A new report from the security firm Avecto said the vast majority of critical flaws affecting Windows, Office, and Internet Explorer could be stopped and prevented from spreading just by removing Administrator's rights from the PC's user.
The default setting for Windows users on a single-user system is Administrator, which simplifies things for all involved. But just as Administrator rights make it easy to install new software, it also makes it easy for critical vulnerabilities and malware to spread.
The report found:
- 86% of Critical vulnerabilities affecting Windows could be mitigated by removing admin rights.
- 99.5% of all vulnerabilities in Internet Explorer could be mitigated by removing admin rights.

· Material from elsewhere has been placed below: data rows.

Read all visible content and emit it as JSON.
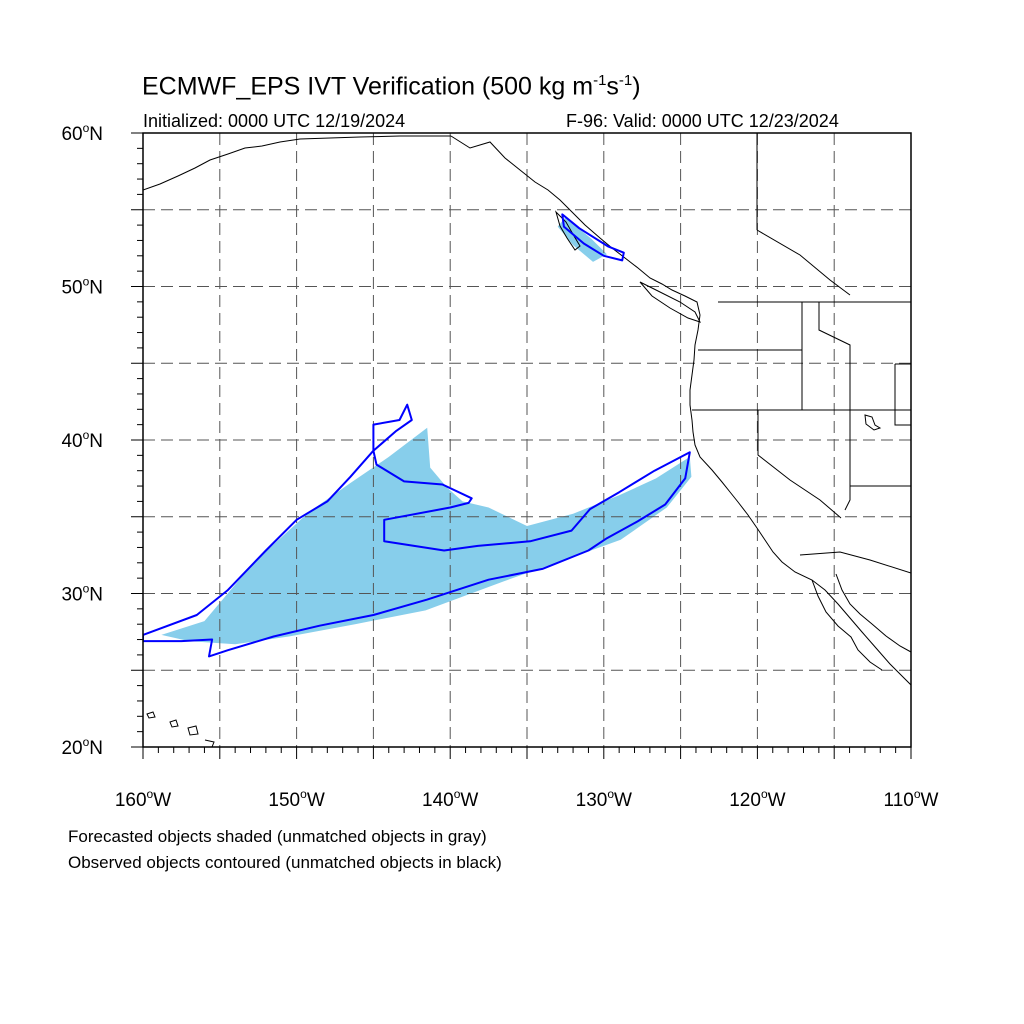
{
  "header": {
    "title_prefix": "ECMWF_EPS IVT Verification (500 kg m",
    "title_exp1": "-1",
    "title_mid": "s",
    "title_exp2": "-1",
    "title_suffix": ")",
    "initialized": "Initialized: 0000 UTC 12/19/2024",
    "valid": "F-96: Valid: 0000 UTC 12/23/2024"
  },
  "legend": {
    "line1": "Forecasted objects shaded (unmatched objects in gray)",
    "line2": "Observed objects contoured (unmatched objects in black)"
  },
  "map": {
    "lon_range": [
      -160,
      -110
    ],
    "lat_range": [
      20,
      60
    ],
    "lat_labels": [
      {
        "lat": 60,
        "text": "60",
        "sym": "o",
        "hem": "N"
      },
      {
        "lat": 50,
        "text": "50",
        "sym": "o",
        "hem": "N"
      },
      {
        "lat": 40,
        "text": "40",
        "sym": "o",
        "hem": "N"
      },
      {
        "lat": 30,
        "text": "30",
        "sym": "o",
        "hem": "N"
      },
      {
        "lat": 20,
        "text": "20",
        "sym": "o",
        "hem": "N"
      }
    ],
    "lon_labels": [
      {
        "lon": -160,
        "text": "160",
        "sym": "o",
        "hem": "W"
      },
      {
        "lon": -150,
        "text": "150",
        "sym": "o",
        "hem": "W"
      },
      {
        "lon": -140,
        "text": "140",
        "sym": "o",
        "hem": "W"
      },
      {
        "lon": -130,
        "text": "130",
        "sym": "o",
        "hem": "W"
      },
      {
        "lon": -120,
        "text": "120",
        "sym": "o",
        "hem": "W"
      },
      {
        "lon": -110,
        "text": "110",
        "sym": "o",
        "hem": "W"
      }
    ],
    "colors": {
      "forecast_fill": "#87ceeb",
      "observed_contour": "#0000ff",
      "grid": "#555555",
      "coast": "#000000"
    },
    "forecast_objects": [
      [
        [
          -158.8,
          27.3
        ],
        [
          -156,
          28.2
        ],
        [
          -152.8,
          32.0
        ],
        [
          -149.2,
          35.3
        ],
        [
          -146.5,
          37.2
        ],
        [
          -144.0,
          38.9
        ],
        [
          -141.5,
          40.8
        ],
        [
          -141.3,
          38.2
        ],
        [
          -140.2,
          36.9
        ],
        [
          -139.2,
          36.0
        ],
        [
          -137.5,
          35.6
        ],
        [
          -135,
          34.4
        ],
        [
          -132,
          35.2
        ],
        [
          -129,
          36.4
        ],
        [
          -126.6,
          37.5
        ],
        [
          -124.4,
          38.9
        ],
        [
          -124.3,
          37.6
        ],
        [
          -125.9,
          35.6
        ],
        [
          -128.9,
          33.5
        ],
        [
          -131.4,
          32.6
        ],
        [
          -136.5,
          30.8
        ],
        [
          -141.6,
          28.9
        ],
        [
          -146.2,
          28.0
        ],
        [
          -150.5,
          27.2
        ],
        [
          -154.0,
          26.7
        ],
        [
          -157.0,
          26.9
        ]
      ],
      [
        [
          -132.5,
          54.5
        ],
        [
          -130.8,
          53.1
        ],
        [
          -129.8,
          52.1
        ],
        [
          -130.7,
          51.6
        ],
        [
          -132.0,
          52.7
        ],
        [
          -133.0,
          53.9
        ]
      ]
    ],
    "observed_objects": [
      [
        [
          -160,
          27.3
        ],
        [
          -156.5,
          28.6
        ],
        [
          -154.5,
          30.2
        ],
        [
          -152,
          32.8
        ],
        [
          -150,
          34.8
        ],
        [
          -148,
          36.0
        ],
        [
          -146.5,
          37.6
        ],
        [
          -145.0,
          39.3
        ],
        [
          -143.5,
          40.6
        ],
        [
          -142.5,
          41.3
        ],
        [
          -142.8,
          42.3
        ],
        [
          -143.3,
          41.3
        ],
        [
          -145.0,
          41.0
        ],
        [
          -145.0,
          39.3
        ],
        [
          -144.8,
          38.4
        ],
        [
          -143,
          37.3
        ],
        [
          -140.5,
          37.1
        ],
        [
          -138.6,
          36.2
        ],
        [
          -138.8,
          35.9
        ],
        [
          -140.0,
          35.6
        ],
        [
          -144.3,
          34.8
        ],
        [
          -144.3,
          33.4
        ],
        [
          -140.4,
          32.8
        ],
        [
          -138.2,
          33.1
        ],
        [
          -134.8,
          33.4
        ],
        [
          -132.1,
          34.1
        ],
        [
          -130.9,
          35.5
        ],
        [
          -129.0,
          36.6
        ],
        [
          -126.7,
          38.0
        ],
        [
          -124.4,
          39.2
        ],
        [
          -124.7,
          37.5
        ],
        [
          -126.0,
          35.8
        ],
        [
          -127.8,
          34.7
        ],
        [
          -129.8,
          33.6
        ],
        [
          -131.0,
          32.8
        ],
        [
          -134,
          31.6
        ],
        [
          -137.5,
          30.9
        ],
        [
          -141.5,
          29.6
        ],
        [
          -145.0,
          28.6
        ],
        [
          -148.5,
          27.9
        ],
        [
          -151.5,
          27.2
        ],
        [
          -154.5,
          26.3
        ],
        [
          -155.7,
          25.9
        ],
        [
          -155.5,
          27.0
        ],
        [
          -157.5,
          26.9
        ],
        [
          -160,
          26.9
        ]
      ],
      [
        [
          -132.7,
          54.7
        ],
        [
          -131.6,
          53.8
        ],
        [
          -129.7,
          52.6
        ],
        [
          -128.7,
          52.2
        ],
        [
          -128.8,
          51.7
        ],
        [
          -130.0,
          52.0
        ],
        [
          -131.3,
          52.8
        ],
        [
          -132.6,
          53.9
        ]
      ]
    ]
  }
}
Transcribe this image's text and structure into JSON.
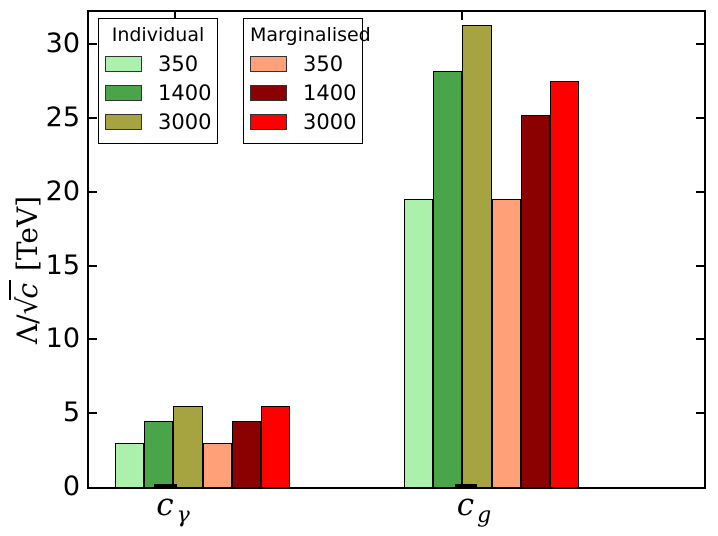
{
  "figure": {
    "background": "#ffffff",
    "frame_color": "#000000"
  },
  "y_axis": {
    "label": "Λ/√c [TeV]",
    "label_parts": {
      "prefix": "Λ/",
      "radical": "√",
      "variable": "c",
      "unit": " [TeV]"
    }
  },
  "x_axis": {
    "categories": [
      {
        "label": "c̄_γ",
        "base": "c",
        "subscript": "γ",
        "key": "cgamma"
      },
      {
        "label": "c̄_g",
        "base": "c",
        "subscript": "g",
        "key": "cg"
      }
    ]
  },
  "legends": [
    {
      "title": "Individual",
      "entries": [
        {
          "label": "350",
          "color": "#ABF0AB"
        },
        {
          "label": "1400",
          "color": "#4AA54A"
        },
        {
          "label": "3000",
          "color": "#A5A441"
        }
      ]
    },
    {
      "title": "Marginalised",
      "entries": [
        {
          "label": "350",
          "color": "#FFA078"
        },
        {
          "label": "1400",
          "color": "#8B0000"
        },
        {
          "label": "3000",
          "color": "#FF0000"
        }
      ]
    }
  ],
  "chart_data": {
    "type": "bar",
    "title": "",
    "xlabel": "",
    "ylabel": "Λ/√c [TeV]",
    "categories": [
      "c̄_γ",
      "c̄_g"
    ],
    "series": [
      {
        "group": "Individual",
        "name": "350",
        "color": "#ABF0AB",
        "values": [
          3.0,
          19.5
        ]
      },
      {
        "group": "Individual",
        "name": "1400",
        "color": "#4AA54A",
        "values": [
          4.5,
          28.2
        ]
      },
      {
        "group": "Individual",
        "name": "3000",
        "color": "#A5A441",
        "values": [
          5.5,
          31.3
        ]
      },
      {
        "group": "Marginalised",
        "name": "350",
        "color": "#FFA078",
        "values": [
          3.0,
          19.5
        ]
      },
      {
        "group": "Marginalised",
        "name": "1400",
        "color": "#8B0000",
        "values": [
          4.5,
          25.2
        ]
      },
      {
        "group": "Marginalised",
        "name": "3000",
        "color": "#FF0000",
        "values": [
          5.5,
          27.5
        ]
      }
    ],
    "ylim": [
      0,
      32.2
    ],
    "yticks": [
      0,
      5,
      10,
      15,
      20,
      25,
      30
    ],
    "grid": false,
    "legend_position": "upper left",
    "legend_titles": [
      "Individual",
      "Marginalised"
    ]
  }
}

- 82% of vulnerabilities affecting Microsoft Office could be mitigated by removing admin rights.
- 85% of Remote Code Execution vulnerabilities could be mitigated by removing admin rights.
- 82% of Critical vulnerabilities affecting Windows 10 could be mitigated by removing admin rights.
- 63% of all Microsoft vulnerabilities reported in 2015 could be mitigated by removing admin rights.
The good news for business users is that your IT department has likely set your machine with a lower level of access that limits what can be done, including the installation of software with or without your permission. The bad news is your home PCs are likely all set to Administrator unless you’ve changed them.
Remote Code Execution exploits are the most common form of malware, so the 85% figure is tempting. But you also have to balance that with the fact that lower-level right might mean more headaches when installing software.
Avetco said that, while the percentage of vulnerabilities mitigated by removing admin rights has dropped, the overall number of vulnerabilities has increased significantly. So the threat to enterprise users remains high, and restricted access remains the best solution.